The resource plan, as well as the PSEG review by the Brattle Group, a consultancy, confirm that Long Island and the nation are consuming less electricity, due in part to more efficient appliances, light bulbs and sustainable design. At the same time, the New York Independent Service Operator, which manages the flow of high-voltage power on the state’s grid, has reduced requirements for how much backup power LIPA needs to have at the ready and how much of that must be produced on the Island.
As a result, there is widespread agreement that no additional generation is needed until 2030. The current open bids are to replace aging peakers with renewables and more efficient plants. And when the decision is made in five to seven years about what should be built to meet new needs, it certainly won’t be enormous plants using fossil fuels.
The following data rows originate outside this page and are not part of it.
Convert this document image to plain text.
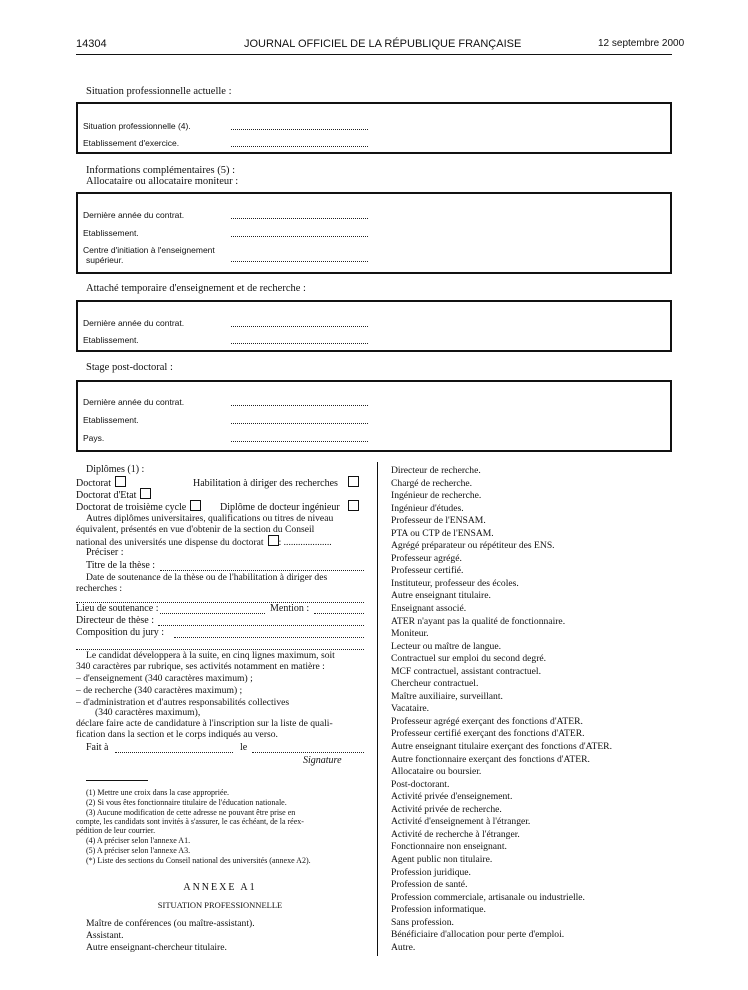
14304	JOURNAL OFFICIEL DE LA RÉPUBLIQUE FRANÇAISE	12 septembre 2000
Situation professionnelle actuelle :
Situation professionnelle (4).
Etablissement d'exercice.
Informations complémentaires (5) :
Allocataire ou allocataire moniteur :
Dernière année du contrat.
Etablissement.
Centre d'initiation à l'enseignement
supérieur.
Attaché temporaire d'enseignement et de recherche :
Dernière année du contrat.
Etablissement.
Stage post-doctoral :
Dernière année du contrat.
Etablissement.
Pays.
Diplômes (1) :
Doctorat	Habilitation à diriger des recherches
Doctorat d'Etat
Doctorat de troisième cycle	Diplôme de docteur ingénieur
Autres diplômes universitaires, qualifications ou titres de niveau
équivalent, présentés en vue d'obtenir de la section du Conseil
national des universités une dispense du doctorat : ....................
Préciser :
Titre de la thèse :
Date de soutenance de la thèse ou de l'habilitation à diriger des
recherches :
Lieu de soutenance :	Mention :
Directeur de thèse :
Composition du jury :
Le candidat développera à la suite, en cinq lignes maximum, soit
340 caractères par rubrique, ses activités notamment en matière :
– d'enseignement (340 caractères maximum) ;
– de recherche (340 caractères maximum) ;
– d'administration et d'autres responsabilités collectives
(340 caractères maximum),
déclare faire acte de candidature à l'inscription sur la liste de quali-
fication dans la section et le corps indiqués au verso.
Fait à	le
Signature
(1) Mettre une croix dans la case appropriée.
(2) Si vous êtes fonctionnaire titulaire de l'éducation nationale.
(3) Aucune modification de cette adresse ne pouvant être prise en
compte, les candidats sont invités à s'assurer, le cas échéant, de la réex-
pédition de leur courrier.
(4) A préciser selon l'annexe A1.
(5) A préciser selon l'annexe A3.
(*) Liste des sections du Conseil national des universités (annexe A2).
ANNEXE A1
SITUATION PROFESSIONNELLE
Maître de conférences (ou maître-assistant).
Assistant.
Autre enseignant-chercheur titulaire.
Directeur de recherche.
Chargé de recherche.
Ingénieur de recherche.
Ingénieur d'études.
Professeur de l'ENSAM.
PTA ou CTP de l'ENSAM.
Agrégé préparateur ou répétiteur des ENS.
Professeur agrégé.
Professeur certifié.
Instituteur, professeur des écoles.
Autre enseignant titulaire.
Enseignant associé.
ATER n'ayant pas la qualité de fonctionnaire.
Moniteur.
Lecteur ou maître de langue.
Contractuel sur emploi du second degré.
MCF contractuel, assistant contractuel.
Chercheur contractuel.
Maître auxiliaire, surveillant.
Vacataire.
Professeur agrégé exerçant des fonctions d'ATER.
Professeur certifié exerçant des fonctions d'ATER.
Autre enseignant titulaire exerçant des fonctions d'ATER.
Autre fonctionnaire exerçant des fonctions d'ATER.
Allocataire ou boursier.
Post-doctorant.
Activité privée d'enseignement.
Activité privée de recherche.
Activité d'enseignement à l'étranger.
Activité de recherche à l'étranger.
Fonctionnaire non enseignant.
Agent public non titulaire.
Profession juridique.
Profession de santé.
Profession commerciale, artisanale ou industrielle.
Profession informatique.
Sans profession.
Bénéficiaire d'allocation pour perte d'emploi.
Autre.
Even now, 54 percent of LIPA’s generation is idle at any given time; the national average is 44 percent.
Another reason for reduced power need is rapidly changing energy markets — from competitively priced renewables to plentiful and low-cost natural gas. The studies conclude that there is no need to rebuild — euphemistically called repowering — the older plants at Port Jefferson and Island Park. The plants are still used, but sparingly, and their value has depreciated. Contracts with owner National Grid on those plants, as well as the workhorse of the system in Northport, expire in 2028 and shouldn’t be renewed. The studies also confirmed that there is “no compelling reason” to build a second Caithness plant in Yaphank. LIPA says going forward with repowering and a second Caithness plant would increase customer bills by $5 billion through 2030.
These findings are going to make some communities on Long Island and their elected officials very displeased because the $189 million LIPA customers pay for the taxes on these old plants only benefit the jurisdictions in which they are located. But the time for stalling and maneuvering is over. Incredibly, one of the reports that buries the dream of repowering was requested by the State Legislature, hoping it would prove the opposite.
LIPA’s tax grievance litigation against Nassau County, and Brookhaven and Huntington towns, should be settled so plans for other uses of the sites of those aging plants can move forward. Port Jefferson, for example, is ideally situated for one of the new and more efficient peaker plants LIPA will need in the near future.
Will the findings of today change? Of course. The key assumption in these studies, that the trend toward reduced consumption will continue, must be closely monitored. If it changes, LIPA will need to have new power sources in place before 2030. The premise that the massive wind project off Long Beach will soon supply bountiful renewable energy could dissolve if state and federal regulatory hurdles mount and if there are construction delays.
Keeping the old standards, the old thinking and the old politics will lead to costly mistakes. Almost half of a LIPA bill, the charges called “power supply,” rest on these decisions. Managing them smartly can not only keep our already high cost of electricity in check, but power Long Island into the future.